The Court agrees with GTE that the City's concerns expressed in the July 15, 2016, letter are post hoc rationalizations. Dkt. No. 27 at 428-30. At the June 14, 2016, hearing, none of the council members relied on CEQA as a reason for supporting the appeal of the Planning Commission's decision. Id. at 401-06. Indeed, as GTE pointed out, the only council member who even mentioned CEQA disavowed any concerns regarding CEQA compliance. Id. at 404 (Mayor Hernandez stating he did not think CEQA needed to be "enacted in this procedure"). The meeting minutes similarly did not cite CEQA as a reason for the granting of the appeal. Id. at 419-21. As GTE points out "[w]hile project opponents repeatedly claimed that the application raised various CEQA issues, the City never endorsed this view (or purported to) until its formal written denial issued the day after Verizon Wireless filed this action." Dkt. No. 42 at 4.
Even if the Court were to consider the City's CEQA argument on the merits, GTE and the Planning Committee showed GTE qualified for a categorical exemption under § 15332 as an infill project.
GTE requests the Court to grant injunctive relief ordering the City to issue the facility permit. Dkt. No. 36 at 10. The City asks that if the Court finds it effectively prohibited GTE's services, that the Court make the order for injunctive relief "contingent upon the completion of a full and proper environmental review as required under CEQA." Dkt. No. 41 at 12. The City cites no authority supporting its request for such a conditional grant of relief.

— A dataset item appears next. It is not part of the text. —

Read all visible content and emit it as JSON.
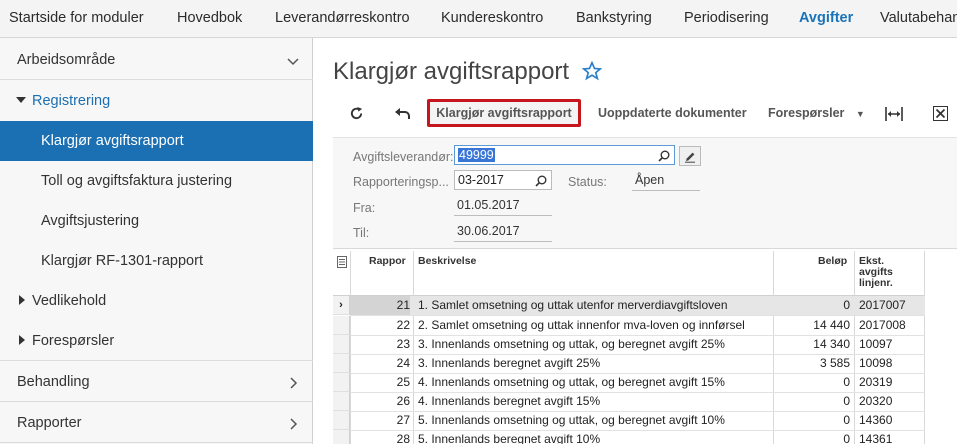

47 U.S.C. § 332(c)(7)(B)(v) provides that where there has been an effective prohibition of service by a locality, a "court shall hear and decide [an action filed by the provider] on an expedited basis." The statute does not specify a remedy. However, where "a public agency fails to comply with Section 332(c)(7) of the Telecommunications Act, the `appropriate remedy is injunctive relief in the form of an order to issue the relevant permits' because `injunctive relief best serves the [Act's] stated goal of expediting resolution of this type of action.'" T-Mobile W. Corp. v. City of Huntington Beach, No. 10-cv-2835 CAS EX, 2012 WL 4867775, at *19 (C.D. Cal. Oct. 10, 2012) (quoting Cellular Tel. Co. v. Town of Oyster Bay, 166 F.3d 490, 497 (2d Cir.1999)).
Though the Ninth Circuit has not explicitly held injunctive relief is the appropriate remedy for violations of 47 U.S.C. § 332(c)(7)(B) violations, many courts have found that injunctive or some other type of equitable relief is appropriate for such violations. Preferred Sites, LLC v. Troup Cty., 296 F.3d 1210, 1221-22, n.12 (11th Cir. 2002) (citing cases). Furthermore, in City of Anacortes, the Ninth Circuit found the district court properly enjoined the City's denial of an application where the City effectively prohibited service. 572 F.3d at 998; see also City of Huntington Beach, 2012 WL 4867775, at *20 (finding the proper remedy was an injunction granting permits) and T-Mobile W. Corp. v. City of Agoura Hills, No. 09-cv-9077 DSF PJWX, 2010 WL 5313398, at *15 (C.D. Cal. Dec. 20, 2010) (same).
Thus, based on the weight of the authority, the Court finds injunctive relief in favor of GTE appropriate.
For the reasons stated above, the Court GRANTS GTE's motion for summary judgment on the fourth claim for relief, and ENJOINS the City to approve GTE's application for the proposed wireless communications facility.